Perhaps the clearest teaching on the papacy is at the Last Supper. That may surprise some readers. After all, there’s an all too common misconception that the Catholic claim for the papacy boils down entirely to Jesus’ words to Peter in Matthew 16:18 (“upon this rock, I will build my church”) and the identification of the rock with Peter himself. To be sure, we’ll cover that ground later, but it’s more important to start with the Last Supper. It’s there, after all, that we find the Twelve arguing (once again) over which of them is the greatest. Here Jesus spends a great deal of time imparting final words of wisdom to the Twelve before his passion and death. In other words, given the context, this is precisely where we would expect to find Jesus talking about structures of authority within the Church.
Some Protestants find the fact that Jesus is still having to answer these questions as a sort of argument from silence against the papacy. One author objected, “Why did the disciples even ask the question if Jesus had already established Peter as the authority? Obviously, they did not understand Jesus’ statement about the rock, as recorded in Matthew 16, as referring to Peter as the head of the church.” This much is surely true. At this point, the Twelve still don’t have a full and clear understanding of the papacy. But this is hardly an argument against the papacy. After Jesus prophesied his death and resurrection, we find the Twelve quietly “questioning what the rising from the dead meant” (Mark 9:10), so the confusion of the Twelve is no indication that Jesus had been silent on this point. And this isn’t even the first time that Jesus has had to answer the question about which of them is the greatest (cf. Luke 9:46-48). So the mere fact that the Twelve are asking which of them is the greatest is hardly evidence that Jesus hasn’t already answered the question.
Before we get to Jesus’ words directly to St. Peter, it’s important to understand the setting. The Twelve are debating over greatness once again, and Jesus responds in a new way. In the past, Jesus called their attention to the heights of holiness by placing a child in their midst and saying, “Whoever humbles himself like this child, he is the greatest in the kingdom of heaven” (Matt. 18:4). But here at the Last Supper, he will speak of a different sort of greatness: authority. “The kings of the Gentiles exercise lordship over them; and those in authority over them are called benefactors. But not so with you; rather let the greatest among you become as the youngest, and the leader as one who serves” (Luke 22:25-26).
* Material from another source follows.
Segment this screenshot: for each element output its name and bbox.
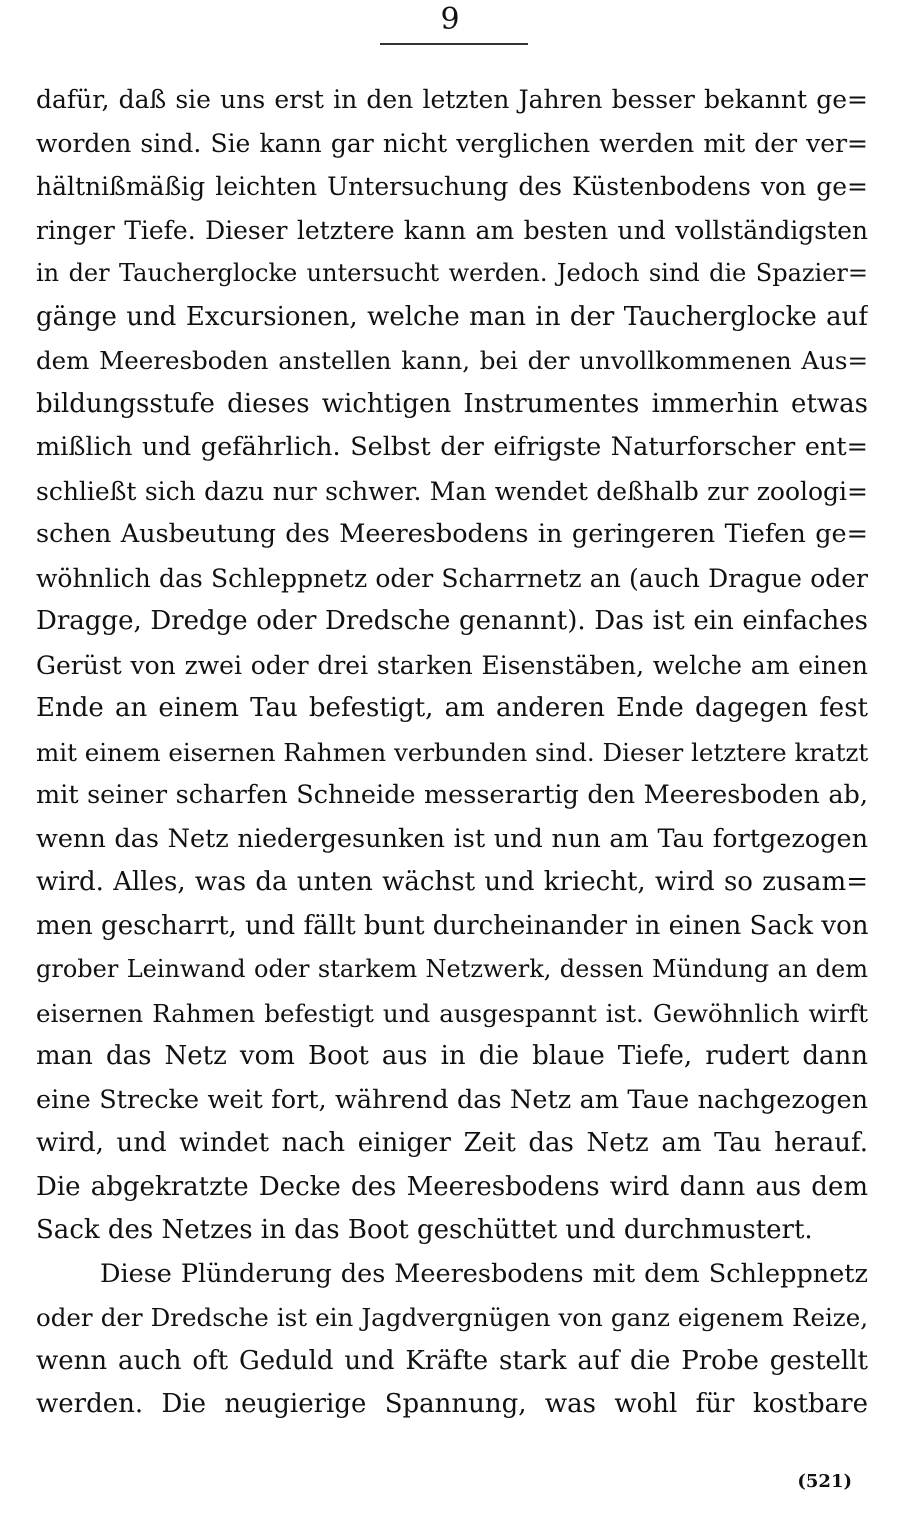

In contrasting the authority of the Twelve with that of the “kings of the Gentiles,” Jesus’ comparison presupposes that the Twelve have some kind of royal authority, but of a different kind from what they were accustomed to among the Gentiles. Indeed, the word he uses that’s translated here as “leader” is hēgeomai (ἡγέομαι), the same word used to describe the “ruler who will govern my people Israel” (Matt. 2:6) and the same word St. Stephen uses to describe Joseph as “governor over Egypt” (Acts 7:10). A few verses later, the implicit kingship being promised the Twelve is made explicit: “as my Father appointed a kingdom for me, so do I appoint for you that you may eat and drink at my table in my kingdom, and sit on thrones judging the twelve tribes of Israel” (Luke 22:29-30). Craig A. Evans is probably correct that “judging” here is not punitive (like condemning), but “administrative and judicial.”
It is remarkable that this promise has received so little commentary, and has gone so little-noticed among Christians, because it ought to revolutionize the way in which we revere the apostles.